Author Topic: Technical Suggestion: Data to Ram (Read 1755 times)

Ninetails · « **on:** August 23, 2014, 04:20:24 AM »

First, I must say that I both love and hate aurora. I have already spent many hours (maybe 100-200) playing this game, and it has amazingly deep gameplay and depth, but sadly there are some problems which drag the game quite a bit down from its potential.
Personally I find the performance and UI to be where the main trouble is. Luckily there are a few things that could be done which would masively help these, especially performance.

From what I can tell, it seems as if the main performance bottleneck comes from reading and writing to the database which is placed on the harddisk. The problem here is two fold. First of all, reading and writing to secondary memory, such as a harddrive is massively slower than doing the same to primary memory (RAM). The second problem is that even if one uses an solid state drive to increase the read time, you run into problems because soli state drives are fairly slow in terms of writing, and they wear down quire fast for it. With so many writes to the harddisk (since there seem to be a write for every action you take) I even fear that users using solid state drives will significantly shorten the lifetime of the drives, which might cause problems for the other data on the drives. The saving grace is that the data in the database is actually really small by todays standards. I took a quick look at the actual size of the database, and my current database is 78Mb, which include several campains of up to 150 years into the game, while my backup of some older campains is 50Mb. This is extremely small, it is barely much larger than the data needed to just keep images of the varius windows you may have open during the game.
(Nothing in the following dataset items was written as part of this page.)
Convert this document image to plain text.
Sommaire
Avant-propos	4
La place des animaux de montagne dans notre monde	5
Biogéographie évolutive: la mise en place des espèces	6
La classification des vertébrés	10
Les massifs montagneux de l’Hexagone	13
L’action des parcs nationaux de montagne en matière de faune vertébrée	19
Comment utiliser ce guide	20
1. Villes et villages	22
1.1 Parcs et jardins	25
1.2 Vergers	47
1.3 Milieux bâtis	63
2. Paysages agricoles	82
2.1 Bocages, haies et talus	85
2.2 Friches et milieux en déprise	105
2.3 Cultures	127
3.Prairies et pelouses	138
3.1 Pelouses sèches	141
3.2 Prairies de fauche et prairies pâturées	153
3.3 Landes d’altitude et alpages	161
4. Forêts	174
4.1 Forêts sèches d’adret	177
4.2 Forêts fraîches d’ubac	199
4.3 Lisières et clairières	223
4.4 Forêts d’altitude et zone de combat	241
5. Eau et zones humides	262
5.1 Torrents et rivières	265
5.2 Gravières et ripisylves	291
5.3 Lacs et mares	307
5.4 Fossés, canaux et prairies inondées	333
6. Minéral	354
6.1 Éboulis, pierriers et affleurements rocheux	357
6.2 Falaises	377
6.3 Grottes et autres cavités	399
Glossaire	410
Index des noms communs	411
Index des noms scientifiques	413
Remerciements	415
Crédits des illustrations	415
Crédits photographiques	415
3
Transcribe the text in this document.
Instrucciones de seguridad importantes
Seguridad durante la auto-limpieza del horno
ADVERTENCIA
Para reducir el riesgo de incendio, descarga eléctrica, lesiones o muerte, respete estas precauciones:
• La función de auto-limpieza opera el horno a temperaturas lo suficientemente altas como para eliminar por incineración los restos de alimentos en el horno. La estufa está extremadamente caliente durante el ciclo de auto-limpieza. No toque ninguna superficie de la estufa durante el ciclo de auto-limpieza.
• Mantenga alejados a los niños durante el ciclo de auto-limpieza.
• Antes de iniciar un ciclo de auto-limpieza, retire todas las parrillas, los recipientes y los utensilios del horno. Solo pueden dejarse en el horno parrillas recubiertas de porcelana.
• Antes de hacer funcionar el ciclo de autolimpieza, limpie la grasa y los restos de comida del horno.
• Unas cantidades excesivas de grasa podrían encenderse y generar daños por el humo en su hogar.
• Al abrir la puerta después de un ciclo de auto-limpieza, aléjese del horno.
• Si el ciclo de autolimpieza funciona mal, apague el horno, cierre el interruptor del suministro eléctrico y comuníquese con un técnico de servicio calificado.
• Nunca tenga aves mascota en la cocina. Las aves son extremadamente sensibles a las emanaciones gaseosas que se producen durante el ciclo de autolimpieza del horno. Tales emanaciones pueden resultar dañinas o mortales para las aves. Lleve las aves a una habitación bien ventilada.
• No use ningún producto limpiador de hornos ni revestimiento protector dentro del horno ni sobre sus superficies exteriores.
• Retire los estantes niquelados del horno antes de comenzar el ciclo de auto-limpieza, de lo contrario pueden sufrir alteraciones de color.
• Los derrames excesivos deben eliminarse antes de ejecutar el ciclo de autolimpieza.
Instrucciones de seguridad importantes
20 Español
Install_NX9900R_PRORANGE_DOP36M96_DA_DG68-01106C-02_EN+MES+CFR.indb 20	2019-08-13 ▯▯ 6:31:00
Since the standard resolution is around 1200x1000, there would be a bit more than a million pixel for each window. Each pixel would require around 1-4 bytes of data in terms of colors, depending on the quality of colors used. If you had just a few windows open you would easily reach 5Mb of data for the minimum settings, while someone playing with 1900x1200 resolution and 32 bit colors would easily end up using say 40-100Mb of memory just to keep the images of the different windows in the memory. Add to this, that there are several compains stored in my current database, and it ends up with the data in the database only corrisponding to a small fraction of the data used just to display the windows on the screen. All in all, it means there is not really any reason to keep all that data in a large but slow memory format, and one could move all the data into the ram, and for most computers there would barely be seen any difference in the amount of memory used by the program, especially once one considers that computers have RAM in the gigabyte scale for perhaps around the last decade.

So how much of a performance increase would this amount to? Roughly speaking a single or a few sequentially read(s) on a RAM would take in the order of 50 nanoseconds, while the same could easily take a few miliseconds on a harddrive. If memory was still a bottleneck afterwards (or close to), then this would amount to a performance increase of the game by a factor of 100 000 times. It could shorten a 45 min long turn to be done within a single frame. And turns previously taking more than 24 hours could still be done in less than a second. No more people being anoyed at NPR's fightig each other in subintervals, no more mins/hours long turns. In fact it might even be so fast, that it would be necessary to introduce artificial wait time between each auto turn, just so that the player has a chance to react. In pratice there are actually some technical details that might move this performance increase in both dirrections. First off, there might be some other bottleneck to be encountered. It is however fairly unlikely that such a bottleneck is anywhere close to the same scale, and we should still easily be able to expect a performance increase in the order of 100-10 000 times. The next thing to consider is that good use of the sequential access can serverely reduce the overall read/write time of larger amounts of data, in theory. In pratice, the frequent use of most of the data during a turn increment is done in different phases and in different ways, so we cannot expect a huge increase from this, and also partly for the simple reason that we are not working with very large amounts of data. Better though, is that the amount of data we are using, is only a few factors larger than what could be inside the larges caches of a new computer, which means that some parts of the data used frequently could experiance an even larger performance increase.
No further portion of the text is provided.